105: Capítulo 105 ¿Puedes hacerlo?
Otros pueden decir que Hera es vengativa, pero ella comprende que ahora solo le quedan dos opciones: dejarlo pasar o contraatacar.
Ha observado agudamente cómo Alice la ataca sutilmente, con el objetivo de retratarla de manera negativa.
Aunque estos ataques son sutiles, su impacto no es menor.
Los otros participantes ya han comenzado a tratarla de manera diferente, optando por encontrarle fallas simplemente porque parece estar viviendo una vida mejor que ellos en el programa y debido a las indirectas lanzadas en su contra.
Hera no quiere decir ciegamente que los entiende y simplemente los perdona.
Ahora que Alice ha incitado a todos a aislarla y pensar mal de ella, ¿por qué no puede ella hacer lo mismo?
La única diferencia es que el escenario planeado por Hera para Alice era más grandioso, y las repercusiones serían más dolorosas que lo que Alice había preparado para Hera.
Hera no estaba segura de por qué Alice se volvería en su contra ahora, especialmente cuando aún no había hecho nada en contra de ellos.
Podría ser debido a un rencor persistente por la negativa de Hera a cumplir con sus demandas, la vergüenza que Alice enfrentó ayer, o tal vez otras razones por completo.
Quizás era por la cercanía de Hera a Xavier, o una combinación de todos estos factores.
Optó por no detenerse en las razones detrás del comportamiento de Alice, prefiriendo enfocar su energía mental en impartir una o dos lecciones en su lugar.

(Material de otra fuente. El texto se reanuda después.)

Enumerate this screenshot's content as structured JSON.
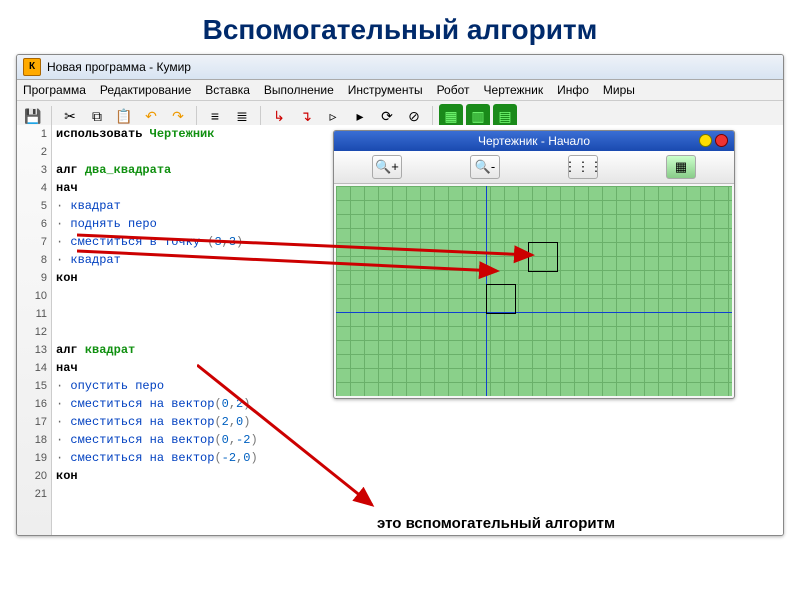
{
  "slide": {
    "title": "Вспомогательный алгоритм"
  },
  "window": {
    "title": "Новая программа - Кумир",
    "icon": "К"
  },
  "menu": [
    "Программа",
    "Редактирование",
    "Вставка",
    "Выполнение",
    "Инструменты",
    "Робот",
    "Чертежник",
    "Инфо",
    "Миры"
  ],
  "code": {
    "lines": [
      {
        "n": 1,
        "html": [
          [
            "kw",
            "использовать "
          ],
          [
            "name",
            "Чертежник"
          ]
        ]
      },
      {
        "n": 2,
        "html": []
      },
      {
        "n": 3,
        "html": [
          [
            "kw",
            "алг "
          ],
          [
            "name",
            "два_квадрата"
          ]
        ]
      },
      {
        "n": 4,
        "html": [
          [
            "kw",
            "нач"
          ]
        ]
      },
      {
        "n": 5,
        "html": [
          [
            "dot",
            "· "
          ],
          [
            "cmd",
            "квадрат"
          ]
        ]
      },
      {
        "n": 6,
        "html": [
          [
            "dot",
            "· "
          ],
          [
            "cmd",
            "поднять перо"
          ]
        ]
      },
      {
        "n": 7,
        "html": [
          [
            "dot",
            "· "
          ],
          [
            "cmd",
            "сместиться в точку "
          ],
          [
            "paren",
            "("
          ],
          [
            "num",
            "3"
          ],
          [
            "paren",
            ","
          ],
          [
            "num",
            "3"
          ],
          [
            "paren",
            ")"
          ]
        ]
      },
      {
        "n": 8,
        "html": [
          [
            "dot",
            "· "
          ],
          [
            "cmd",
            "квадрат"
          ]
        ]
      },
      {
        "n": 9,
        "html": [
          [
            "kw",
            "кон"
          ]
        ]
      },
      {
        "n": 10,
        "html": []
      },
      {
        "n": 11,
        "html": []
      },
      {
        "n": 12,
        "html": []
      },
      {
        "n": 13,
        "html": [
          [
            "kw",
            "алг "
          ],
          [
            "name",
            "квадрат"
          ]
        ]
      },
      {
        "n": 14,
        "html": [
          [
            "kw",
            "нач"
          ]
        ]
      },
      {
        "n": 15,
        "html": [
          [
            "dot",
            "· "
          ],
          [
            "cmd",
            "опустить перо"
          ]
        ]
      },
      {
        "n": 16,
        "html": [
          [
            "dot",
            "· "
          ],
          [
            "cmd",
            "сместиться на вектор"
          ],
          [
            "paren",
            "("
          ],
          [
            "num",
            "0"
          ],
          [
            "paren",
            ","
          ],
          [
            "num",
            "2"
          ],
          [
            "paren",
            ")"
          ]
        ]
      },
      {
        "n": 17,
        "html": [
          [
            "dot",
            "· "
          ],
          [
            "cmd",
            "сместиться на вектор"
          ],
          [
            "paren",
            "("
          ],
          [
            "num",
            "2"
          ],
          [
            "paren",
            ","
          ],
          [
            "num",
            "0"
          ],
          [
            "paren",
            ")"
          ]
        ]
      },
      {
        "n": 18,
        "html": [
          [
            "dot",
            "· "
          ],
          [
            "cmd",
            "сместиться на вектор"
          ],
          [
            "paren",
            "("
          ],
          [
            "num",
            "0"
          ],
          [
            "paren",
            ","
          ],
          [
            "num",
            "-2"
          ],
          [
            "paren",
            ")"
          ]
        ]
      },
      {
        "n": 19,
        "html": [
          [
            "dot",
            "· "
          ],
          [
            "cmd",
            "сместиться на вектор"
          ],
          [
            "paren",
            "("
          ],
          [
            "num",
            "-2"
          ],
          [
            "paren",
            ","
          ],
          [
            "num",
            "0"
          ],
          [
            "paren",
            ")"
          ]
        ]
      },
      {
        "n": 20,
        "html": [
          [
            "kw",
            "кон"
          ]
        ]
      },
      {
        "n": 21,
        "html": []
      }
    ]
  },
  "tool_window": {
    "title": "Чертежник - Начало"
  },
  "annotation": "это вспомогательный алгоритм",
  "icons": {
    "save": "💾",
    "cut": "✂",
    "copy": "⧉",
    "paste": "📋",
    "undo": "↶",
    "redo": "↷",
    "list1": "≡",
    "list2": "≣",
    "step1": "↳",
    "step2": "↴",
    "run1": "▹",
    "run2": "▸",
    "run3": "⟳",
    "stop": "⊘",
    "zoom_in": "🔍+",
    "zoom_out": "🔍-",
    "grid": "⋮⋮⋮",
    "layers": "▦"
  }
}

Aunque Hera valora la bondad y el respeto hacia los demás, se niega a ser pisoteada por nadie, habiendo aprendido esta lección a través de experiencias pasadas, particularmente con Alexi.

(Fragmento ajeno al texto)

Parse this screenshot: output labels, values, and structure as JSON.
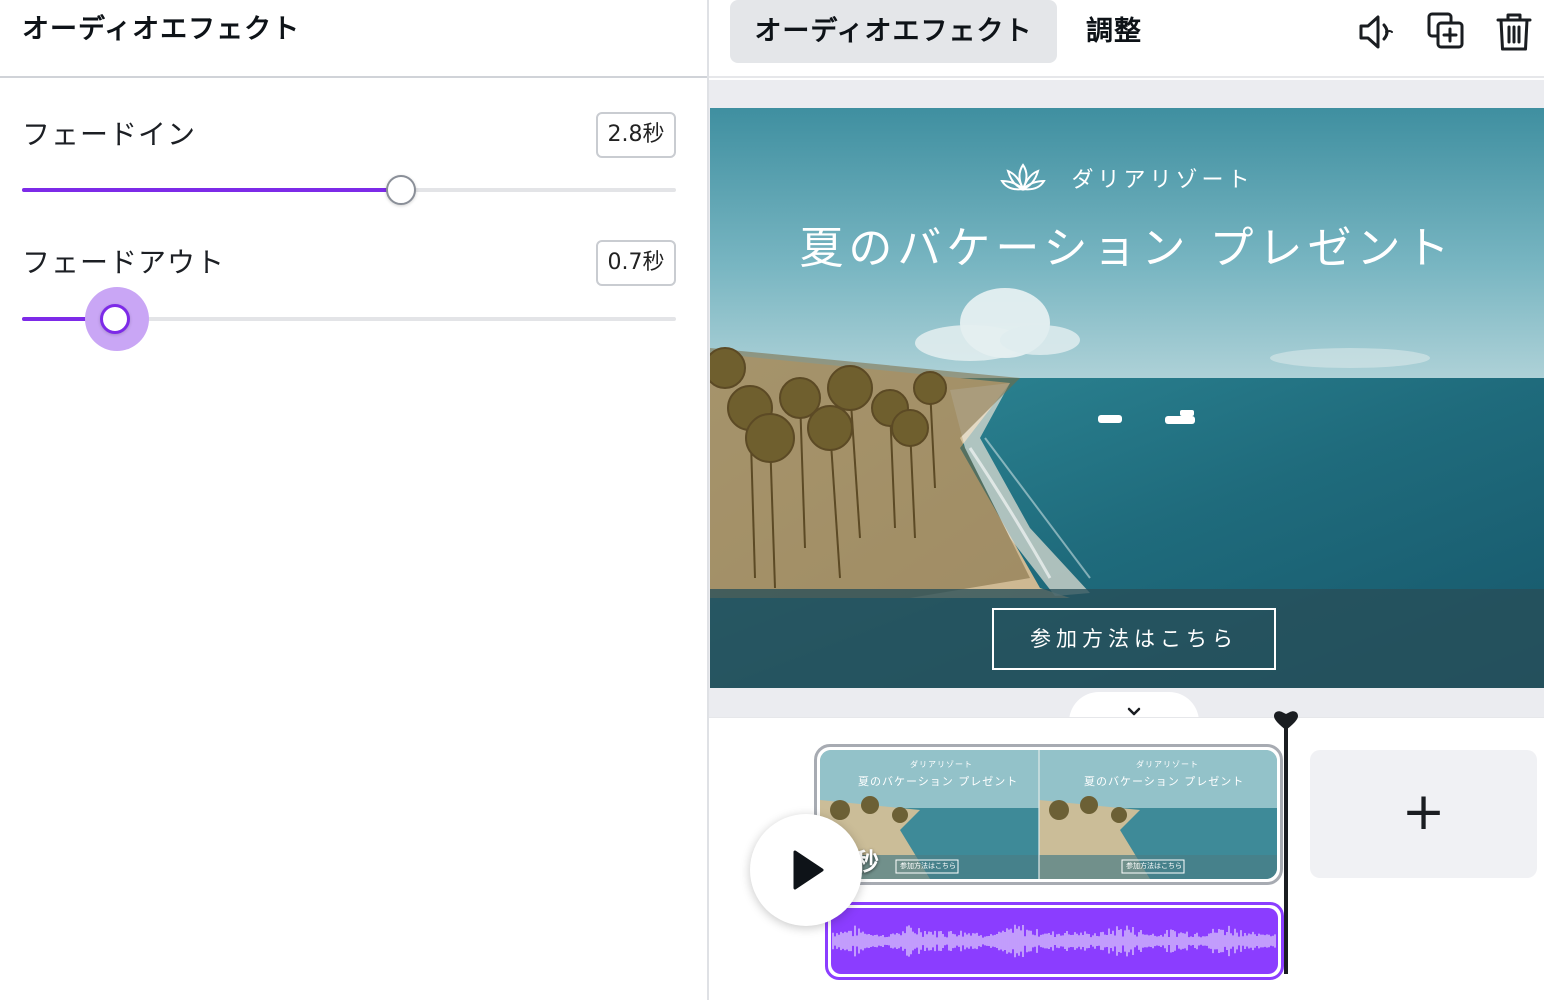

Esta vez, Bry guió a Hera hacia un campo situado más lejos del rancho, pero más cerca del sereno río que fluía desde las montañas cercanas.
Un hombre mayor de unos 60 años se acercó para darle a Hera una azada mientras su otra mano reposaba detrás de su espalda.
—Niña, sé que trabajar en el campo es duro y espero que puedas aguantar un poco —luego, con una mirada de derrota, suspiró y continuó—.
Puedes hacer simplemente lo que hizo la chica anterior y solo desmalezar el borde de las verduras y descansar cuando te sientas cansada.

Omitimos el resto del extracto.